# Contraction Mapping Theorem

We have seen that solving an equation $f(u)=0$ with $f:R^N\rightarrow R^N$ iteratively by time stepping or by Newton’s method, can be formulated as the iteration

• $u^{n+1}=g(u^n)$, for $n= 0, 1, 2,...,\, with\, u^0$ a given initial value,

where

• $g(u) = u - f(u)\, or\, g(u) = u - \frac{f(u)}{f^\prime (u)}$.

This our experience can be formalized as follows: A mapping $u\rightarrow g(u)$ given by a Lipschitz continuous function $g:R^N\rightarrow R^N$ with Lipschitz constant $L < 1$, is said to be a contraction. This is because

• $\vert g(u)-g(v)\vert\le L\vert u-v\vert <\vert u-v\vert$

expressing that the distance between the images $\vert g(u)-g(v)\vert$ is smaller than the distance between the arguments $\vert u-v\vert$.

For a given contraction mapping $g:R^N\rightarrow R^N$, the iteration

• $u^{n+1}=g(u^n)$ , $n= 0, 1, 2,...,$ with $u^0$ a given initial value,

is referred to as fixed point iteration because$u^n$ will converge to a fixed point $\bar u\in R^N$ satisfying $\bar u = g(\bar u)$ as n gets large.  More precisely, we have the following basic result:

Contraction Mapping Theorem: If $g:R^N\rightarrow R^N$ is a contraction with Lipschitz constant $L<1$, then fixed point iteration $u^{n+1}=g(u^n)$ converges to a unique fixed point $\bar u\in R^N$ with residual

• $R(u^n)\equiv\vert u^n - g(u^n)\vert\leq L^{n}\vert u^1-u^0\vert$

and corresponding fixed point error

• $\vert u^n-\bar u\vert\leq\frac{1}{1- L}R(u^n)$.
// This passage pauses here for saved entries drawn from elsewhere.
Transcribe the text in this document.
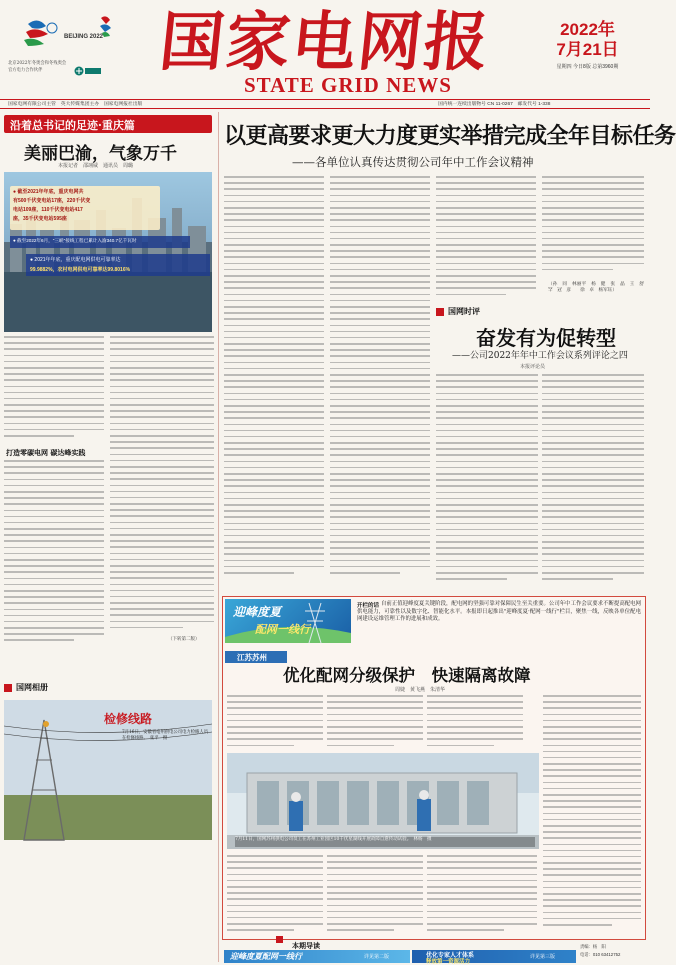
BEIJING 2022
北京2022年冬奥会和冬残奥会
官方电力合作伙伴 国家电网报
STATE GRID NEWS
2022年
7月21日
星期四 今日8版 总第3960期
国家电网有限公司主管　英大传媒集团主办　国家电网报社出版	国内统一连续出版物号 CN 11-0267　邮发代号 1-338
沿着总书记的足迹·重庆篇
美丽巴渝，气象万千
本报记者　邵翊威　通讯员　周璐
● 截至2021年年底，重庆电网共
有500千伏变电站17座，220千伏变
电站109座，110千伏变电站417
座，35千伏变电站595座
● 截至2022年6月，"三峡"接线工程已累计入渝340.7亿千瓦时
● 2021年年底，重庆配电网供电可靠率达
99.9882%，农村电网供电可靠率达99.8016%
打造零碳电网 碳达峰实践
（下转第二版）
国网相册
检修线路
7月16日，安徽省亳州供电公司电力检修人员在检修线路。　张平　摄
以更高要求更大力度更实举措完成全年目标任务
——各单位认真传达贯彻公司年中工作会议精神
（孙　同　林丽平　杨　健　张　晶　王　舒　罕　冠　彦　　徐　卓　杨军钰）
国网时评
奋发有为促转型
——公司2022年年中工作会议系列评论之四
本报评论员
迎峰度夏
配网一线行
开栏的话 自前正值迎峰度夏关键阶段，配电网的坚强可靠对保障民生至关重要。公司年中工作会议要求不断提高配电网供电能力，可靠性以及数字化、智能化水平。本报即日起推出"迎峰度夏·配网一线行"栏目，聚焦一线，反映各单位配电网建设运维管理工作的进展和成效。
江苏苏州
优化配网分级保护　快速隔离故障
周婕　黄飞燕　朱清华
7月11日，国网苏州供电公司员工在苏州工业园区10千伏星湖线开展故障自愈传动试验。　林杨　摄
本期导读
迎峰度夏配网一线行	详见第二版	优化专家人才体系
释放第一资源活力
详见第三版
责编：杨　阳
电话：010 63412752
Proof: To prove uniqueness assume $\bar u$ and $\hat u$ are two fixed points, and conclude that

• $\vert\bar u - \hat u\vert = \vert g(\bar u) - g(\hat u)\vert\le L \vert \bar u - \hat u\vert$,

which is only possible if $\bar u = \hat u$ (since $L<1$).

Next,  we have

• $\vert u^{n+1} - u^n\vert =\vert g(u^n) -g(u^{n-1})\vert\leq L\vert u^n - u^{n-1}\vert$,
• $\vert u^n - u^{n-1}\vert\leq L\vert u^{n-1} - u^{n-2}\vert$,
• ….
• $\vert u^2 - u^1\vert\leq L\vert u^1 - u^0\vert$

from which follows

• $\vert u^{n+1} - u^n\vert =\vert g(u^n) - u^n\vert\leq L^n\vert u^1 - u^0\vert$,    (1)

as stated. More generally, we have for $m=1, 2,...,$, by adding and subtracting $u^{n+m-1}, u^{n+m-2},...u^{n+1}$ and so on,

• $u^{n+m} - u^n = (u^{n+m} - u^{n+m-1}) + (u^{n+m-1} - u^{n+m -2}) +...+ (u^{n+1} -u^n)$,

from which follows that

• $\vert u^{n+m} - u^n\vert\le (L^{m-1} + L^{m-2} +...+ 1)\vert u^{n+1} -u^n\vert$

Recalling now the following formula for the sum of a geometric series:

• $1 + L + L^2 + L^{m-1} = \frac{1-L^{m}}{1-L}\le \frac{1}{1-L}$,

we have finally the following generalization of (1)

• $\vert u^{n+m} - u^n\vert\le \frac{1}{1-L}\vert u^{n+1} -u^n\vert\leq \frac{L^n}{1-L}\vert g(u^0)-u^0\vert$ for $m=1, 2,…$.

This estimate shows that the  sequence $u^{n}$, $n=1, 2,...,$ determines the decimals of a  unique vector $\bar u$ which satisfies $\bar u - g(\bar u)=0$. This proves that the contraction mapping $g:R^N\rightarrow R^N$ has a unique fixed point, and the proof is complete.